Suppose I have two different windows with the same partitioning:
window1 = Window.partitionBy("id")
window2 = Window.partitionBy("id").orderBy("date")
And then I call several consecutive window functions using them:
df.withColumn("col1", F.sum("x").over(window1))
.withColumn("col2", F.first("x").over(window2))
And suppose df
is not partitioned by id
.
Will the computation of col2
cause another shuffle or will it reuse the same partitioning?
Does adding
df.repartition("id")
before the computation cause any performance improvement?
CodePudding user response:
TLDR: only one shuffle occurs, repartition
is useless here.
That's actually quite easy to verify.
// sample data
df = spark.createDataFrame([
(1, 2, "2022-10-22"),
(1, 3, "2022-11-22"),
(2, 4, "2023-12-12"),
(2, 5, "2021-01-01")], ['id', 'x', 'date'])
# let us now introduce 3 windows and see what happens:
window1 = Window.partitionBy("id")
window2 = Window.partitionBy("id").orderBy("date")
window3 = Window.partitionBy("x").orderBy("date")
Now, let us use explain
on your code:
df.withColumn("col1", f.sum("x").over(window1))\
.withColumn("col2", f.first("x").over(window2))\
.explain()
== Physical Plan ==
AdaptiveSparkPlan isFinalPlan=false
- Window [first(x#169L, false) windowspecdefinition(id#168L, date#170 ASC NULLS FIRST, specifiedwindowframe(RangeFrame, unboundedpreceding$(), currentrow$())) AS col2#233L], [id#168L], [date#170 ASC NULLS FIRST]
- Sort [id#168L ASC NULLS FIRST, date#170 ASC NULLS FIRST], false, 0
- Window [sum(x#169L) windowspecdefinition(id#168L, specifiedwindowframe(RowFrame, unboundedpreceding$(), unboundedfollowing$())) AS col1#227L], [id#168L]
- Sort [id#168L ASC NULLS FIRST], false, 0
- Exchange hashpartitioning(id#168L, 200), ENSURE_REQUIREMENTS, [id=#164]
- Scan ExistingRDD[id#168L,x#169L,date#170
As you can see, only one Exchange (=shuffle). Adding repartition
yields the exact same execution plan.
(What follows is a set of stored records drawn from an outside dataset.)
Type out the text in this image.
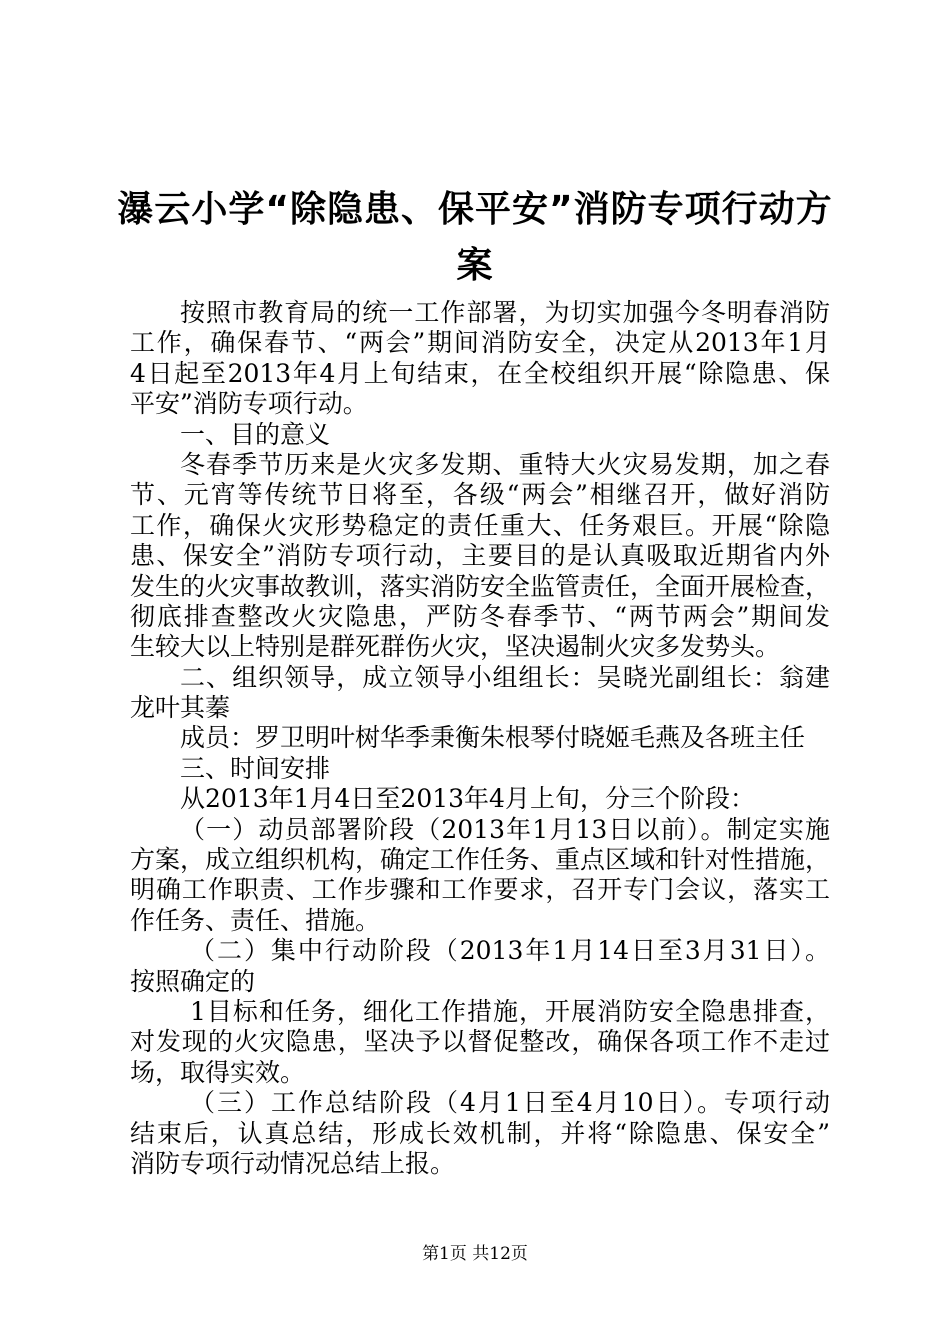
瀑云小学“除隐患、保平安”消防专项行动方
案
按照市教育局的统一工作部署，为切实加强今冬明春消防
工作，确保春节、“两会”期间消防安全，决定从2013年1月
4日起至2013年4月上旬结束，在全校组织开展“除隐患、保
平安”消防专项行动。
一、目的意义
冬春季节历来是火灾多发期、重特大火灾易发期，加之春
节、元宵等传统节日将至，各级“两会”相继召开，做好消防
工作，确保火灾形势稳定的责任重大、任务艰巨。开展“除隐
患、保安全”消防专项行动，主要目的是认真吸取近期省内外
发生的火灾事故教训，落实消防安全监管责任，全面开展检查，
彻底排查整改火灾隐患，严防冬春季节、“两节两会”期间发
生较大以上特别是群死群伤火灾，坚决遏制火灾多发势头。
二、组织领导，成立领导小组组长：吴晓光副组长：翁建
龙叶其蓁
成员：罗卫明叶树华季秉衡朱根琴付晓姬毛燕及各班主任
三、时间安排
从2013年1月4日至2013年4月上旬，分三个阶段：
（一）动员部署阶段（2013年1月13日以前）。制定实施
方案，成立组织机构，确定工作任务、重点区域和针对性措施，
明确工作职责、工作步骤和工作要求，召开专门会议，落实工
作任务、责任、措施。
（二）集中行动阶段（2013年1月14日至3月31日）。
按照确定的
1目标和任务，细化工作措施，开展消防安全隐患排查，
对发现的火灾隐患，坚决予以督促整改，确保各项工作不走过
场，取得实效。
（三）工作总结阶段（4月1日至4月10日）。专项行动
结束后，认真总结，形成长效机制，并将“除隐患、保安全”
消防专项行动情况总结上报。
第1页 共12页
No change at all:
df.repartition("id")\
.withColumn("col1", f.sum("x").over(window1))\
.withColumn("col2", f.first("x").over(window2))\
.explain()
== Physical Plan ==
AdaptiveSparkPlan isFinalPlan=false
- Window [first(x#169L, false) windowspecdefinition(id#168L, date#170 ASC NULLS FIRST, specifiedwindowframe(RangeFrame, unboundedpreceding$(), currentrow$())) AS col2#246L], [id#168L], [date#170 ASC NULLS FIRST]
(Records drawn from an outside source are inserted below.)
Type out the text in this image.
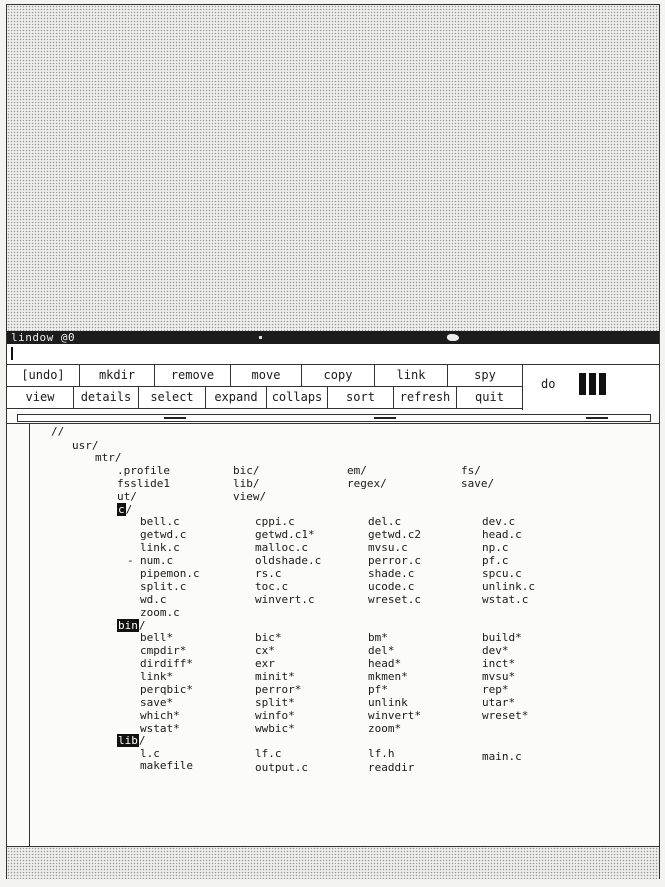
lindow @0
[undo]	mkdir	remove	move	copy	link	spy
view	details	select	expand	collaps	sort	refresh	quit
do
//
usr/
mtr/
.profile	bic/	em/	fs/
fsslide1	lib/	regex/	save/
ut/	view/
c/
bell.c	cppi.c	del.c	dev.c
getwd.c	getwd.c1*	getwd.c2	head.c
link.c	malloc.c	mvsu.c	np.c
- num.c	oldshade.c	perror.c	pf.c
pipemon.c	rs.c	shade.c	spcu.c
split.c	toc.c	ucode.c	unlink.c
wd.c	winvert.c	wreset.c	wstat.c
zoom.c
bin/
bell*	bic*	bm*	build*
cmpdir*	cx*	del*	dev*
dirdiff*	exr	head*	inct*
link*	minit*	mkmen*	mvsu*
perqbic*	perror*	pf*	rep*
save*	split*	unlink	utar*
which*	winfo*	winvert*	wreset*
wstat*	wwbic*	zoom*
lib/
l.c	lf.c	lf.h	main.c
makefile	output.c	readdir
- Sort [id#168L ASC NULLS FIRST, date#170 ASC NULLS FIRST], false, 0
- Window [sum(x#169L) windowspecdefinition(id#168L, specifiedwindowframe(RowFrame, unboundedpreceding$(), unboundedfollowing$())) AS col1#240L], [id#168L]
- Sort [id#168L ASC NULLS FIRST], false, 0
- Exchange hashpartitioning(id#168L, 200), REPARTITION_BY_COL, [id=#182]
- Scan ExistingRDD[id#168L,x#169L,date#170]
The takeaway here is that regardless of the way it does it, spark remembers that it has partitioned the data and how it did it to avoid having to do it again.
Finally, notice that with window3
, that needs a different partitioning, we have two shuffles:
df.withColumn("col1", f.sum("x").over(window1))\
.withColumn("col2", f.first("id").over(window3))\
.explain()
== Physical Plan ==
AdaptiveSparkPlan isFinalPlan=false
- Window [first(id#168L, false) windowspecdefinition(x#169L, specifiedwindowframe(RowFrame, unboundedpreceding$(), unboundedfollowing$())) AS col2#259L], [x#169L]
- Sort [x#169L ASC NULLS FIRST], false, 0
- Exchange hashpartitioning(x#169L, 200), ENSURE_REQUIREMENTS, [id=#207]
- Window [sum(x#169L) windowspecdefinition(id#168L, specifiedwindowframe(RowFrame, unboundedpreceding$(), unboundedfollowing$())) AS col1#253L], [id#168L]
- Sort [id#168L ASC NULLS FIRST], false, 0
- Exchange hashpartitioning(id#168L, 200), ENSURE_REQUIREMENTS, [id=#203]
- Scan ExistingRDD[id#168L,x#169L,date#170